Mental geht es mir mit dem Veganismus auch um einiges besser als sonst. Durch diese Ernährung habe ich das Gefühl, dass man mit Essen auch etwas gutes tun kann, denn immerhin profitiert durch den Veganismus sowohl die Umwelt als auch die Tiere und die eigene Gesundheit. Es kommt viel seltener vor, dass ich Essen mit etwas schlechtem verbinde. Meine Depressionen sind um einiges besser geworden - warum, kann ich mir nicht genau erklären. Ob das nun an der Ernährung liegt oder an meiner Einstellung, weiß ich nicht. Deswegen kann man pauschal nicht sagen, ob es jedem Menschen damit auch so gut geht wie mir. Außerdem hat es mich motiviert, neue Lebensmittel und Rezepte auszuprobieren weil ich es unheimlich interessant fand, wie die veganen Versionen bestimmter Gerichte wohl schmecken würden. Meine Einstellung zum Essen wurde so viel besser - ich sah nicht mehr nur die Kalorien in den verschiedenen Lebensmitteln, sondern auch die vielen Mineralien und Nährstoffe, die dem Körper etwas gutes tun.

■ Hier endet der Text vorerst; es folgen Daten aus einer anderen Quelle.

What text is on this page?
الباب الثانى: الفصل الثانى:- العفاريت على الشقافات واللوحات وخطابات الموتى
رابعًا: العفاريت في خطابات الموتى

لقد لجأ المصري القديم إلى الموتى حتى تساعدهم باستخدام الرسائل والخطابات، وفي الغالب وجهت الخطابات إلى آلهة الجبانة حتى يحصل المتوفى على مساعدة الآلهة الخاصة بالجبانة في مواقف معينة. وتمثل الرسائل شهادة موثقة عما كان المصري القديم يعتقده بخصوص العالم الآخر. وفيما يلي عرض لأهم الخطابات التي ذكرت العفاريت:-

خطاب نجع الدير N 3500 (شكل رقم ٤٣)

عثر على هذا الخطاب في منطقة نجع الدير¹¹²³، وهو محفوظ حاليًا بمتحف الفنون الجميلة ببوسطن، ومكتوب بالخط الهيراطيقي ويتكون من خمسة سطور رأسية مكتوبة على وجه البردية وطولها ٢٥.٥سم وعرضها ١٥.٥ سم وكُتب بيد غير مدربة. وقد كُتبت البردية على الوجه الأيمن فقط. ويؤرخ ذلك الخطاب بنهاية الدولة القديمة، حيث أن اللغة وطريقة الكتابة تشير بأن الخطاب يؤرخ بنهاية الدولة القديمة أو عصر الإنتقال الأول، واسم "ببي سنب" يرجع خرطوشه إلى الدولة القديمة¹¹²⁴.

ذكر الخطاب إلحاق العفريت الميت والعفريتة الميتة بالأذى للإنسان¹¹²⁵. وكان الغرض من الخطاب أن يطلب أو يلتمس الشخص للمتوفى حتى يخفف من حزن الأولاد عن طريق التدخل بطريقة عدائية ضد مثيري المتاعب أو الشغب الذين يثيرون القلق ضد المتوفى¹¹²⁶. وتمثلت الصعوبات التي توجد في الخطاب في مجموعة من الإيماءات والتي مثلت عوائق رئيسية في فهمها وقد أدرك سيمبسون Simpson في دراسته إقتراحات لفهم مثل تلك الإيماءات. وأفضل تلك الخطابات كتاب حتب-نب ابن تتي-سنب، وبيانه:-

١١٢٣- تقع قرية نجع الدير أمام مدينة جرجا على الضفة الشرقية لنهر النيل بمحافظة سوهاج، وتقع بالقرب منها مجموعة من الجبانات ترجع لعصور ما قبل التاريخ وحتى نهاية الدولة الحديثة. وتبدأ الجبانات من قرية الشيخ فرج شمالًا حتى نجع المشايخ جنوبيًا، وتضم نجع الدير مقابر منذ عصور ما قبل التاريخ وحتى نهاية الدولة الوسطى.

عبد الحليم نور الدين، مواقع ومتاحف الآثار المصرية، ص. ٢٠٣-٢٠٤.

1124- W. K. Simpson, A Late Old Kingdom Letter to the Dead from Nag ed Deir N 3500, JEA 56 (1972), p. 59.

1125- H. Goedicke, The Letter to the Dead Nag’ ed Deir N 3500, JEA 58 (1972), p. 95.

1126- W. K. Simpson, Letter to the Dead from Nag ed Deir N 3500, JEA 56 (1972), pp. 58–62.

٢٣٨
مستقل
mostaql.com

Ein paar negative Seiten hat der Veganismus meiner Meinung nach schon. Ich zum Beispiel habe oft das Gefühl, ein Label aufgedrückt zu bekommen. Zwar bin ich dadurch jetzt nicht mehr nur die "Kranke" sondern auch die "Veganerin", doch mich belastet das trotzdem, weil ich nicht darüber definiert werden will, was oder wie ich esse. Es werden oft Witze gerissen und man bekommt blöde Kommentare an den Kopf geworfen, womit man lernen muss, klarzukommen. Dann verbietet man sich mit der Ernährung natürlich noch mehr Lebensmittel als man so schon tut durch die Essstörung. Unterwegs etwas zu essen zu bekommen wird schwer und wenn die Familie sich nicht vegan ernährt und einen dabei unterstützt, kann man seltener zusammen kochen und essen. Das kann sowohl die Person in Recovery als auch die Angehörigen belasten. Zu guter letzt war es bei mir noch so, dass ich mich sehr mit gesunder Ernährung befasst habe und dabei zu einer HCLF-Ernährung tendiert bin, weswegen ich ein Problem damit bekommen habe, Fett zu mir zu nehmen, da ich glaubte es würde mich dick machen (was überhaupt nicht der Fall ist, wie ich gerade versuche zu lernen). Die ganze vegane Community befasst sich halt auch sehr mit dem Thema Gesundheit und man wird daher oft mit der High Carb oder Raw till 4 Diät usw. konfrontiert. Das kann einen wieder dazu veranlassen, neue Ängste zu entwickeln und noch mehr Lebensmittel aus der Ernährung auszuschließen. Zwar ist der Veganismus eher nicht der Auslöser für dieses "gesund-Denken", doch ist es meiner Meinung nach unvermeidlich, diesem Thema in den Sozialen Medien aus dem Weg zu gehen, will man sich mit Veganismus befassen.

Bildquelle
Man sollte sich fragen, aus welchen Gründen man vegan werden will. Es kann sein, dass die Essstörung es unbewusst ausnutzt, dass man sich so ernährt und dass man weniger isst. Hör in dich hinein: mache ich das, um Umwelt und Tieren zu helfen, weil ich die Massentierhaltung nicht unterstützen will usw., oder weil ich es nutzen will, um abzunehmen? Wenn man es aus gesundheitlichen Gründen machen will, würde ich ehrlich gesagt damit abwarten, bis man gesund ist. Man kann sich nicht sicher sein, wie einem die vegane Ernährung bekommt und wenn man in Recovery ist, können die positiven Aspekte der Ernährung vielleicht gar nicht zum Vorschein kommen, einfach weil der Körper zu sehr damit beschäftigt ist, Nahrung zu bekommen.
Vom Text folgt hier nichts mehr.